Очевидно прохладным было и его отношение к готической идее потустороннего мира, который по-шпионски вмешивается в земные дела. Читателям Набокова, излишне увлеченным поиском привидений и прочих мистических влияний в его сюжетах, стоит помнить, как пренебрежительно относилась его мать к нездешнему миру с его «ужасающей непрочностью и отсутствием частной жизни» [724] : характеристики сильные и, в набоковском языке, крайне негативные. Философ лучше чувствует классическую трезвость автора Бледного огня в отношении потусторонности: «Набоков, как и Кант, примирился с фактом, что спекуляции в духе Сведенборга ни к чему не ведут» [725] . Отцовский либерализм в сочетании с пост-революционным опытом и личным даром веселой, игровой, просвещенческой иронии резко отличают Набокова от символистской традиции. В беседе со своим первым биографом Набоков отрицал влияние на него символистов [726] . В 1949 году он писал, что является «продуктом» того периода, в котором творили Блок, Белый и Бунин [727] : все мы «продукты» предшествующих периодов, что отнюдь не означает преемственности. Его ранняя поэма 1919 года Двое, которую считают полемикой с Двенадцатью [728] , никогда не публиковалась, что очевидно соответствовало воле автора. Имея полную свободу в выборе предмета своих штудий, Набоков не анализировал и не комментировал русских символистов. В Даре писатель символистского поколения показан как старик «со слишком добрыми для литературы глазами», которыми он видит одни только «апокалиптически-апоплексические закаты над Невой» (106). Когда Бубнов в Подвиге пересказывал хрестоматийные идеи русских символистов: «я вижу свет в ее имени, […] свет оттуда, с Востока, — о, это […] страшная тайна», — Мартын «стеснялся» и «не совсем доверял» (201–202). Вытеснение этого слоя культурной памяти особенно очевидно в американских романах Набокова. Лолита полна ссылок на 18-й и начало 19-го века, на де Сада, Гете, Мериме, Пушкина, Флобера, — и на Америку 1950-х. Далекое и изящное наследство противостоит нимфеткам, мотелям, комиксам и психоаналитическому фольклору, толкуемому как местный шаманизм. Гумберт изучал старую французскую литературу, его самого будут изучать новые американские психологи. Между этими реальностями нет связи. Нелюбимые явления, такие, как фольклор, символизм, революция, психоанализ, в понимании Набокова были разделены пропастями. Еще больше все они отличны от его собственного творчества.
724
Nabokov V. Speak, Memory. New York: Putnam, 1960. P. 39.
725
Popmu. Случайность. Ирония. Солидарность. С. 195.
726
Field A. Nabokov: His Life in Part. New York: Viking, 1977. P. 95.
727
The Nabokov — Wilson Letters. P. 220.
728
Boyd B. Vladimir Nabokov. The American Years. Princeton University Press 1991. P. 156.

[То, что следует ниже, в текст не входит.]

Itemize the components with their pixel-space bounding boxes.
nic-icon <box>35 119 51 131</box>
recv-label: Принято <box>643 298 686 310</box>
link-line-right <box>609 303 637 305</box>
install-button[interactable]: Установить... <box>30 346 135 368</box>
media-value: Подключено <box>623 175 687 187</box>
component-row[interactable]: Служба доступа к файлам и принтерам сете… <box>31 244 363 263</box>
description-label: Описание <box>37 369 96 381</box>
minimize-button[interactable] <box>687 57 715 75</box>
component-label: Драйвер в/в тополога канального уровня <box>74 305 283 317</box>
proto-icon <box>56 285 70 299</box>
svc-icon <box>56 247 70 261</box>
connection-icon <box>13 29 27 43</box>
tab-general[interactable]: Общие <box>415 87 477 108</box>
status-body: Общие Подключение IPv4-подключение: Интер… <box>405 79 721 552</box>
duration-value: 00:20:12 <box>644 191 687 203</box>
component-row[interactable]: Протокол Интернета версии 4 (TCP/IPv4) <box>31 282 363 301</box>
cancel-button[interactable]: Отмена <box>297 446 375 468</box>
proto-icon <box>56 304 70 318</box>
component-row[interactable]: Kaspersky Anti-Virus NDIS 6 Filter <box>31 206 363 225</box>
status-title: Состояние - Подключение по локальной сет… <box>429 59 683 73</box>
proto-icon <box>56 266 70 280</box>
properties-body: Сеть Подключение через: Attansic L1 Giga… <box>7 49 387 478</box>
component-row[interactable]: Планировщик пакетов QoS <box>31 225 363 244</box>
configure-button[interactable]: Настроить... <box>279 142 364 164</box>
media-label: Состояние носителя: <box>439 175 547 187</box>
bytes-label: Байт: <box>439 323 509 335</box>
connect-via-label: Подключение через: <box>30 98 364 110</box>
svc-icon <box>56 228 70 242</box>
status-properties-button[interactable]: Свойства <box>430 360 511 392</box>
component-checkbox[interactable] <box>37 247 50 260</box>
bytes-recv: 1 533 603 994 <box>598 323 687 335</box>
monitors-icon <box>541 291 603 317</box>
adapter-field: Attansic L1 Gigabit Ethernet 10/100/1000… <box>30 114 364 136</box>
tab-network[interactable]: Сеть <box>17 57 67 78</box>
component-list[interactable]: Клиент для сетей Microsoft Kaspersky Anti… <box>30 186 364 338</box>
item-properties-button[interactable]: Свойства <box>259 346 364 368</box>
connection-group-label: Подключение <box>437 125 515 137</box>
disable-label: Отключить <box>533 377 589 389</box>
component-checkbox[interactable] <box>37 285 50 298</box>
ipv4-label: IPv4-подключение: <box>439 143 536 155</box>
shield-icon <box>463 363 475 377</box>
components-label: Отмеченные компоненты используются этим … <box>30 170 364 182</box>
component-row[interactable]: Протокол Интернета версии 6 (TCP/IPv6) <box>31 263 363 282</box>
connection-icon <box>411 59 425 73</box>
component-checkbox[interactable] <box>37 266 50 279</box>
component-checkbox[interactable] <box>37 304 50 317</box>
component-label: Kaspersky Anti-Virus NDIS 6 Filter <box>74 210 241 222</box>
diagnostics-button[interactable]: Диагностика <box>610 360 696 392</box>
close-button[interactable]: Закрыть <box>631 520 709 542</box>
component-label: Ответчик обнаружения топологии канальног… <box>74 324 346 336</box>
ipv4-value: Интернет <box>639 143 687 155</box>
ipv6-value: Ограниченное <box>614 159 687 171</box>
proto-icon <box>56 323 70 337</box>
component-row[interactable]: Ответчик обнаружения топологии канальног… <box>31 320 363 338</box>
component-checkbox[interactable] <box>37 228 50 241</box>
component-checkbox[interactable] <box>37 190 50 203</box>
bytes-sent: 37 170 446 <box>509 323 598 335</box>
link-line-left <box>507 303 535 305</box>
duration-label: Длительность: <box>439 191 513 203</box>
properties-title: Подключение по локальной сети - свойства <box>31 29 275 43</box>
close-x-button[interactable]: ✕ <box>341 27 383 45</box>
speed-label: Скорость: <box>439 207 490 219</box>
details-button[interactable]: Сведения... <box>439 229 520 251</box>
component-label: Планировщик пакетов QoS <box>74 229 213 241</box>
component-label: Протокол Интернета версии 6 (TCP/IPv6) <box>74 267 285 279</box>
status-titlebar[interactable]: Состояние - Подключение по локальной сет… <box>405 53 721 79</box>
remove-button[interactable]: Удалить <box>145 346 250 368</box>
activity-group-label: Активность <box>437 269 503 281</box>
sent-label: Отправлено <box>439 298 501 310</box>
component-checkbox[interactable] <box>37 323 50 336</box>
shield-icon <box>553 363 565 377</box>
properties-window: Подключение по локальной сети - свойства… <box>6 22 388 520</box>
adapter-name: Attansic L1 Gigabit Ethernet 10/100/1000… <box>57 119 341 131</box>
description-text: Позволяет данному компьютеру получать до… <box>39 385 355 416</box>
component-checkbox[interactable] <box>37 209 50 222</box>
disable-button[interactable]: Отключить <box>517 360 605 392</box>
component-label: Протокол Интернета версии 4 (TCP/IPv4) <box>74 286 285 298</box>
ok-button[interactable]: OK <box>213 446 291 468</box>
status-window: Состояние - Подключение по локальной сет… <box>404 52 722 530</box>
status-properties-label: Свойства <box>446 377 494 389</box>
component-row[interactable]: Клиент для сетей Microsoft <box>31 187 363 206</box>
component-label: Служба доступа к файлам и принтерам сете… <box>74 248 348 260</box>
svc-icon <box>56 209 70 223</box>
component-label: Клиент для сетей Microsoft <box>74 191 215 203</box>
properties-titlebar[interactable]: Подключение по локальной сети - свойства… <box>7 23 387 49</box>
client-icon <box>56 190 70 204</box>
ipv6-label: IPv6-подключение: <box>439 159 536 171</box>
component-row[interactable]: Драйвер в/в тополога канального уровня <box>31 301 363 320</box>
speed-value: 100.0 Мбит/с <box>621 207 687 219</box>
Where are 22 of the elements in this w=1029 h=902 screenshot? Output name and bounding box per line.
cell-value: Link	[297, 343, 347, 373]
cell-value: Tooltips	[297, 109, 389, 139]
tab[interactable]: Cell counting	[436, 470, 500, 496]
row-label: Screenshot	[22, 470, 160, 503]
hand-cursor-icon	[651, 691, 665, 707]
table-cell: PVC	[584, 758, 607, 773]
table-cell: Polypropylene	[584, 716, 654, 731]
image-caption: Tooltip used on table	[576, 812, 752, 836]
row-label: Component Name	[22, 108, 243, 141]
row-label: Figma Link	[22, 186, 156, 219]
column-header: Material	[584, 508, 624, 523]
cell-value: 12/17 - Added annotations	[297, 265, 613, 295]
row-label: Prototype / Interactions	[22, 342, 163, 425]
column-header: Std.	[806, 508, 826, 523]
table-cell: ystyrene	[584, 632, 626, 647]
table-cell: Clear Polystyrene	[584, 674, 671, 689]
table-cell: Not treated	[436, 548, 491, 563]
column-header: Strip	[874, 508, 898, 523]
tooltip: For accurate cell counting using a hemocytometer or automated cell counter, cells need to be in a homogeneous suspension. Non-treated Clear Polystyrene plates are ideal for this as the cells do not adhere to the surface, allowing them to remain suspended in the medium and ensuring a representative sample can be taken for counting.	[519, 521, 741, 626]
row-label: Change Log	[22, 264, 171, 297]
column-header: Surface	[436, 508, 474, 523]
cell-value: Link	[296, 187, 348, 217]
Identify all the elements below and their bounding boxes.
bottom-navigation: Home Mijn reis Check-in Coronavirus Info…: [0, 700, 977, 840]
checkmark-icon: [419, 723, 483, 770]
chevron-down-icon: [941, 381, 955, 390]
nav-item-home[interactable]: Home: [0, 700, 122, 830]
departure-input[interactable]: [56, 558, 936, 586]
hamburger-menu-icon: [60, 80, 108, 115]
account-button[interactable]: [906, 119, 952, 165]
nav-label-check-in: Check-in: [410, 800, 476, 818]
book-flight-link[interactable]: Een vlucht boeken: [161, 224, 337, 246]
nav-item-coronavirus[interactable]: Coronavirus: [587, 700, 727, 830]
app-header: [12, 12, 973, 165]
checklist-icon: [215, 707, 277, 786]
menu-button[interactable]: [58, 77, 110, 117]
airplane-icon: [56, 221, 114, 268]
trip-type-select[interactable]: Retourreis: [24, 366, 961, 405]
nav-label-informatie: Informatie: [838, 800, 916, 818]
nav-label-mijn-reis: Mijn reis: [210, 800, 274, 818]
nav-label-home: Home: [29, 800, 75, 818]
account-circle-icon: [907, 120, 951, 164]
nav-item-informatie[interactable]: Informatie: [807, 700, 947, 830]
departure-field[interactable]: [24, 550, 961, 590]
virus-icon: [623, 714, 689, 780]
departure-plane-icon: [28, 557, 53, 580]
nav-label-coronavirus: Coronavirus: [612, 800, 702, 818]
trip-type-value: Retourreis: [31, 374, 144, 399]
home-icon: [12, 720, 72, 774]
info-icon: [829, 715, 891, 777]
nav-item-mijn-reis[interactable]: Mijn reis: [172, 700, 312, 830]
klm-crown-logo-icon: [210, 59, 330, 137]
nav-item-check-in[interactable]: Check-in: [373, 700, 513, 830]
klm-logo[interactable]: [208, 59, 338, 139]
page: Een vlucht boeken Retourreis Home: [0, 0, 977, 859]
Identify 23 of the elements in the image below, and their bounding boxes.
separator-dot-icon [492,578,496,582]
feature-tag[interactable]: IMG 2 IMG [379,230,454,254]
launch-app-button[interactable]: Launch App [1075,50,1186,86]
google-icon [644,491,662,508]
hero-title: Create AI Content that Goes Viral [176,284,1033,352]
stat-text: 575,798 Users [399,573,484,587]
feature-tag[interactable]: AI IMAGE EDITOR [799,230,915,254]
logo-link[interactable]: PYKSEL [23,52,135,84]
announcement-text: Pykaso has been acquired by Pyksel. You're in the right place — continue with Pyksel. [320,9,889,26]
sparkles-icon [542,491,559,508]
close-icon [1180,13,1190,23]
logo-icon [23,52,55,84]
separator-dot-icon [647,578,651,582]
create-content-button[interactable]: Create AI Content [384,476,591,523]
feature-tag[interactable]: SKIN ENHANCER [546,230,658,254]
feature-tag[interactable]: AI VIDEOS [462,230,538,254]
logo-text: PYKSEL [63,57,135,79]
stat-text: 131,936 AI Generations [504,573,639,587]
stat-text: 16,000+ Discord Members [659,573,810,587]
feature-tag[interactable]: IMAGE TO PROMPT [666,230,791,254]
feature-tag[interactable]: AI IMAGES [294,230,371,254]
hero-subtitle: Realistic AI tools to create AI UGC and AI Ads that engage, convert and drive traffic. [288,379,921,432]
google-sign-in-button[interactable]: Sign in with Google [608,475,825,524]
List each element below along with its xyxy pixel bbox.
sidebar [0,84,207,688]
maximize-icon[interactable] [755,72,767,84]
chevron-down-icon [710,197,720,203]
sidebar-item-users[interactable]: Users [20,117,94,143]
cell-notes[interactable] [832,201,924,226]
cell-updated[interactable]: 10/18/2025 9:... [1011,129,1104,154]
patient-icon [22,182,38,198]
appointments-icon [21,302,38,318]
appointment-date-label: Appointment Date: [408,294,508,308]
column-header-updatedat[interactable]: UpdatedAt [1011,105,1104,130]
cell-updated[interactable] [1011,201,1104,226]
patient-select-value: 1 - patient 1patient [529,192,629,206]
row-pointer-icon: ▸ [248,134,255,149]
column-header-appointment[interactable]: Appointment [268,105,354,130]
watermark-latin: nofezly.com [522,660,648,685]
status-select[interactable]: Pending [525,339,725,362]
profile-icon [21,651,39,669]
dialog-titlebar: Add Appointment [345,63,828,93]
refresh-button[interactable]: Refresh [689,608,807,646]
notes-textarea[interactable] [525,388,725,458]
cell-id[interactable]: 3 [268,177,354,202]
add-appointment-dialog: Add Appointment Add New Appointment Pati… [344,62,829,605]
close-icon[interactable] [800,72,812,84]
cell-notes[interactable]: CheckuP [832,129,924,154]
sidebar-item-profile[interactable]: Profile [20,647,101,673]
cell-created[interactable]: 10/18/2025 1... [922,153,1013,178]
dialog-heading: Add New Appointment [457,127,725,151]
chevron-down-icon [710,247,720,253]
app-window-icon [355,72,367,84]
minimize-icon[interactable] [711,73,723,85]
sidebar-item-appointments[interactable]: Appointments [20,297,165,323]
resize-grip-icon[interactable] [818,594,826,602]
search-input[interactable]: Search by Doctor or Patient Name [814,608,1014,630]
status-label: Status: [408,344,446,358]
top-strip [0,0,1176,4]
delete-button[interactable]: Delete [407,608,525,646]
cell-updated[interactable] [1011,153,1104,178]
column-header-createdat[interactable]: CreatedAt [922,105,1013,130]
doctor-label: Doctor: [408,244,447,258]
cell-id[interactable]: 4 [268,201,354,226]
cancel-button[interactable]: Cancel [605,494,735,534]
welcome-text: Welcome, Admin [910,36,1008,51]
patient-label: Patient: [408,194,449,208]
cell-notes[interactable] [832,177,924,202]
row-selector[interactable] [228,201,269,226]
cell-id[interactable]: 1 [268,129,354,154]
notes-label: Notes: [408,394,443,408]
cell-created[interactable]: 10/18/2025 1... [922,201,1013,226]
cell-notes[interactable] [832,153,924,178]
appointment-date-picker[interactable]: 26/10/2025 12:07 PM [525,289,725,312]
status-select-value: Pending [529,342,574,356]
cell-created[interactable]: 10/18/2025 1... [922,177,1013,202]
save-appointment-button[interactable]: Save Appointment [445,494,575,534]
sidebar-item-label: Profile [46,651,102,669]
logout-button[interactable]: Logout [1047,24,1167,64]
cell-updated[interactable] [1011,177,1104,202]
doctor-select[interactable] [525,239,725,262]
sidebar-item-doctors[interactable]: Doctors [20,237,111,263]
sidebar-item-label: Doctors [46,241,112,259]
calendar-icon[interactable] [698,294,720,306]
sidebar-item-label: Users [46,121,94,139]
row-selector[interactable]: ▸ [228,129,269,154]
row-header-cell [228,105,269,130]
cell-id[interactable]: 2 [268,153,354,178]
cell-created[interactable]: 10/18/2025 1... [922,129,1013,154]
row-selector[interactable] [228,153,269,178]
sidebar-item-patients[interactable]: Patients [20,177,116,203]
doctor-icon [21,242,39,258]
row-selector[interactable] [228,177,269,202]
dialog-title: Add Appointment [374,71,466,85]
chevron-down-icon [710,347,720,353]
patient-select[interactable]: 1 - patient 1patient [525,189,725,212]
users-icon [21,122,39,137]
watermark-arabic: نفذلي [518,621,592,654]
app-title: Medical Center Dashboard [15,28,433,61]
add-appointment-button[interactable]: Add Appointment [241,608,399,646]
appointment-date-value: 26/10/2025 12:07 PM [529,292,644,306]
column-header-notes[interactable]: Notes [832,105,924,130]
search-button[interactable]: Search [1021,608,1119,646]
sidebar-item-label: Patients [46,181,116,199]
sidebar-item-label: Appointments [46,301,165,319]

Сегодняшние исследователи находят у Набокова тонкие аллюзии на Блока или Белого [729] . Такая генеалогия должна быть уравновешена отчетливым признанием дистанции, которую он положил между собой и своими русскими предшественниками. В противоположность основному руслу набоковедения, которое стремится подчеркнуть преемственность своего героя от прекрасной эпохи русского символизма, мне интересна вполне осознанная репрессия, которой он подверг это наследство. Относясь к предыдущему литературному поколению столь же критически, как Ахматова в Поэме без героя или Пастернак в Докторе Живаго, в отличие от них Набоков не посвятил этому периоду специальных текстов [730] . В поздних своих штудиях Набоков выводил советский режим прямо из эпохи Николая I, а советскую литературу из «чудовищно унылого народничества» 1860-х годов [731] . Дар, самый автобиографичный из набоковских романов, строит генеалогическую вилку, ветви которой торчат в далекое прошлое (Чернышевский, Пушкин) и в актуальное настоящее (новые Чернышевские, Кончеев). «С голосом Пушкина сливался голос отца», — сказано здесь (105); а горькие истины, которые можно принять только от настоящего отца, произносит Кончеев. Роль литературного отца достается дальнему предку, с одной стороны, ровеснику — с другой стороны. Непосредственные предшественники героя — и автора — аккуратно пропущены. О том, что сегодня называется Серебряным веком, в Даре говорится так: «когда я подсчитываю, что для меня уцелело из этой новой поэзии, то вижу, что уцелело очень мало, а именно только то, что естественно продолжает Пушкина» (159).
729
См., например: Долинин А. Набоков и Блок // Тезисы докладов конференции «Александр Блок и русский постсимволизм». Тарту, 1991. С. 36–44; Bethea D. M. Nabokov and Blok // The Garland Companion to Vladimir Nabokov. New York: Garland, 1995. P. 374–381; Alexandrov V. E. Nabokov and Bely // СПб.: The Garland Companion to Vladimir Nabokov. C. 358–366; Старк В. П. A. A. Блок в художественных отражениях В. В. Набокова // Набоковский вестник. СПб.: Дорн, 1999. С. 53–68.
730
Проблема была актуальна и в американском контексте. Ведущий критик, впоследствии друг Набокова Эдмунд Уилсон, во влиятельной книге (Wilson Е. Axel’s Castle. New York: Scribner, 1931) производил все новое поколение писателей — Валери, Джойса, Элиота, Гертруду Стайн — прямо из французского символизма; никаких посредствующих звеньев, каким в русской традиции был акмеизм, Уилсону не понадобилось. В сравнении с более ранним и, на мой взгляд, более тонким русским аналогом — эссе Жирмунского «Преодолевшие символизм» — «Axel’s Castle» кажется упрощением. Набоков, знавший остроту постсимволистской критики у Гумилева и Ходасевича, вряд ли разделял эту идею Уилсона. Он, однако, не делал попыток подтвердить или опровергнуть его генеалогию.
731
Набоков. Писатели, цензура и читатели в России // Лекции. С. 19, и Николай Гоголь. С. 116.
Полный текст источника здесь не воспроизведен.